On Thursday, the 20-year-old Danish model took to Instagram to post about an unfortunate experience that she had while in Japan to appear in a Louis Vuitton cruise show in Kyoto. According to Hoyer, she was fired from the show for being “too big,” despite being a petite size 34 (a size 4 in U.S. terms).
Hoyer claims the caster, Alexia Cheval, said she had “a very bloated stomach” and “bloated face,” and as such needed “to drink only water for the next 24 hours.” Clearly, this is forced starvation, but the fat-shaming ordeal didn’t end there.

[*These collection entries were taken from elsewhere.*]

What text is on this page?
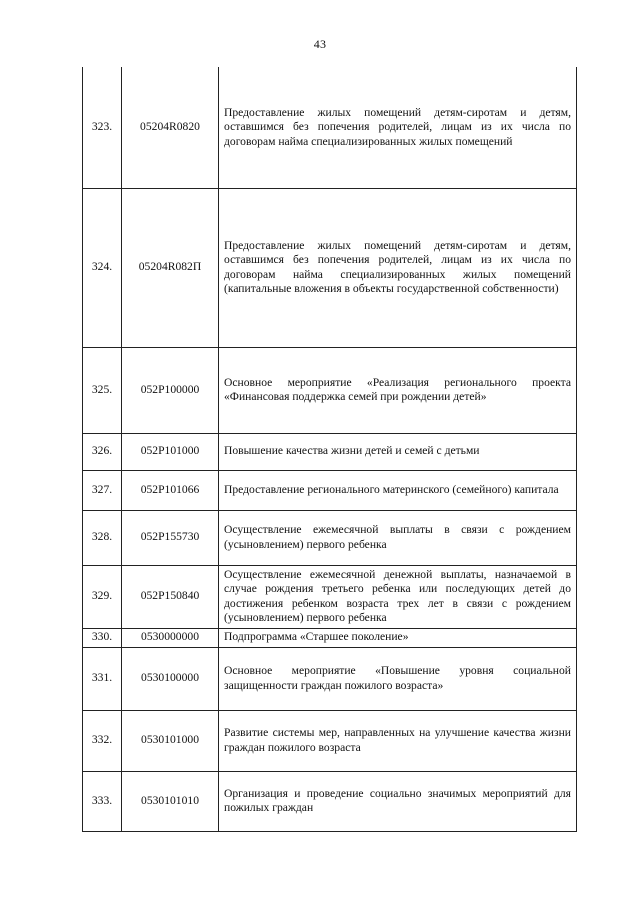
43
323.	05204R0820	Предоставление жилых помещений детям-сиротам и детям, оставшимся без попечения родителей, лицам из их числа по договорам найма специализированных жилых помещений

324.	05204R082П	Предоставление жилых помещений детям-сиротам и детям, оставшимся без попечения родителей, лицам из их числа по договорам найма специализированных жилых помещений (капитальные вложения в объекты государственной собственности)

325.	052P100000	Основное мероприятие «Реализация регионального проекта «Финансовая поддержка семей при рождении детей»

326.	052P101000	Повышение качества жизни детей и семей с детьми

327.	052P101066	Предоставление регионального материнского (семейного) капитала

328.	052P155730	Осуществление ежемесячной выплаты в связи с рождением (усыновлением) первого ребенка

329.	052P150840	Осуществление ежемесячной денежной выплаты, назначаемой в случае рождения третьего ребенка или последующих детей до достижения ребенком возраста трех лет в связи с рождением (усыновлением) первого ребенка

330.	0530000000	Подпрограмма «Старшее поколение»

331.	0530100000	Основное мероприятие «Повышение уровня социальной защищенности граждан пожилого возраста»

332.	0530101000	Развитие системы мер, направленных на улучшение качества жизни граждан пожилого возраста

333.	0530101010	Организация и проведение социально значимых мероприятий для пожилых граждан
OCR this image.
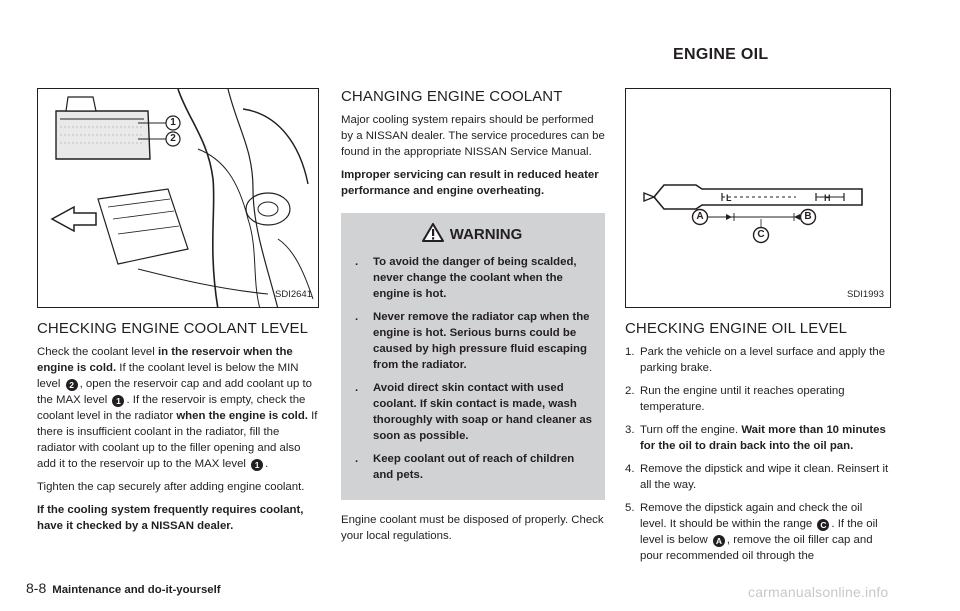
ENGINE OIL
1
2
SDI2641
CHECKING ENGINE COOLANT LEVEL

Check the coolant level in the reservoir when the engine is cold. If the coolant level is below the MIN level 2 , open the reservoir cap and add coolant up to the MAX level 1 . If the reservoir is empty, check the coolant level in the radiator when the engine is cold. If there is insufficient coolant in the radiator, fill the radiator with coolant up to the filler opening and also add it to the reservoir up to the MAX level 1 .

Tighten the cap securely after adding engine coolant.

If the cooling system frequently requires coolant, have it checked by a NISSAN dealer.

CHANGING ENGINE COOLANT

Major cooling system repairs should be performed by a NISSAN dealer. The service procedures can be found in the appropriate NISSAN Service Manual.

Improper servicing can result in reduced heater performance and engine overheating.

WARNING
. To avoid the danger of being scalded, never change the coolant when the engine is hot.
. Never remove the radiator cap when the engine is hot. Serious burns could be caused by high pressure fluid escaping from the radiator.
. Avoid direct skin contact with used coolant. If skin contact is made, wash thoroughly with soap or hand cleaner as soon as possible.
. Keep coolant out of reach of children and pets.

Engine coolant must be disposed of properly. Check your local regulations.

L	H
A	B
C
SDI1993
CHECKING ENGINE OIL LEVEL
1. Park the vehicle on a level surface and apply the parking brake.
2. Run the engine until it reaches operating temperature.
3. Turn off the engine. Wait more than 10 minutes for the oil to drain back into the oil pan.
4. Remove the dipstick and wipe it clean. Reinsert it all the way.
5. Remove the dipstick again and check the oil level. It should be within the range C . If the oil level is below A , remove the oil filler cap and pour recommended oil through the
8-8 Maintenance and do-it-yourself	carmanualsonline.info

When she woke up at 6:30 am, ferociously hungry, she had “the absolute minimum” at breakfast with the other models. When Alexia arrived, she “looked at me, then down on my non-existent plate and up at me again,” to check to see if the Hoyer had eaten any food.
That evening, she was told that she had been canceled from the show and would be sent back home.
In a longer post on Facebook, Hoyer elaborated on this humiliating experience, and said that“the demands and expectations that is given to the high end fashion models in the industry are often completely unattainable and directly damaging to the human body.”
She recalled the number of times she would go to castings and see skeletal young girls, many of whom “don’t have their periods, and/or changes the color of their skin because of bad and incorrect nutrition and almost everyone have a completely distorted relationship with food,” and reproached the people in this industry that “find pleasure in power over young girls and will go to the extreme to force an eating disorder on you.”
Luckily, Hoyer, who came into the spotlight as a professional tennis player and actually made her modeling debut at a Louis Vuitton show, didn’t let this incident get her down. But she recognized that if she were a novice she would “have ended up very sick and scarred long into my adult life.” How many stories like this do we have to hear until this abuse stops?
Ulrikke Louise Lahn Høyer has not yet responded to a request for comment.